Small Hosay, as tonights commemoration is called, present
small tadjahs, representative of the resting places of the
murdered children. Imam Husseins six-month-old son, Ali
Ashgar, was one of those children.
Muslim scholars say the Imam picked up the baby to take him to
the front, so that he could demonstrate to the soldiers who had
them under siege that the child was dying of thirst. The move
seemed to have tugged at some sensitive chords among some of the
soldiers who, the story goes, began to cry at seeing the parched
lips of Ali Ashgar.
The Imam held up the baby and asked What has this child
done to you? But his cry clearly did not impress the
opposing armys generals, one of whom, Omar Bin Saadm,
decided to take no chances and ordered his best archer, Hurmala,
to kill the child. The other children in the Imams group
were starved to death.
Each night, the procession begins about 11 p.m. and often goes
into the wee hours of the following morning. On Wednesday in St
James (Thursday in Cedros) a day procession is staged. At every
sequence, the cortege moves to the beat of tassa bands.

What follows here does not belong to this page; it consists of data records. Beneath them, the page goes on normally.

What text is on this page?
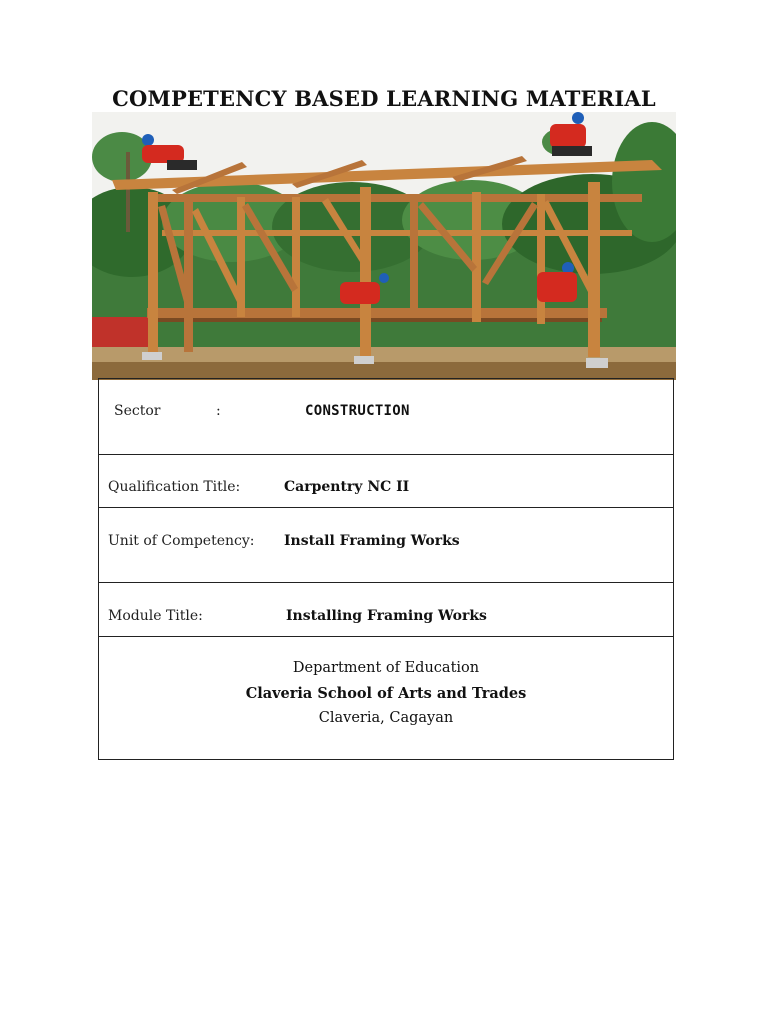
COMPETENCY BASED LEARNING MATERIAL
Sector	:	CONSTRUCTION
Qualification Title:	Carpentry NC II
Unit of Competency: Install Framing Works
Module Title:	Installing Framing Works
Department of Education
Claveria School of Arts and Trades
Claveria, Cagayan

Using a combination of heavy thud of the dhol, tinkling of
cymbals and rhythmic rolling of the tassa, the bands could be
heard for miles as early morning replaces late night, a fact that
introduces a conflict of purposes between spectators and
devotees.
Because the same combination of drums is used in festive
applications, well-oiled tassa groups often hold quite another
persuasion for the thousands of spectators, many of whom remain
unfamiliar with the religious root of the commemoration.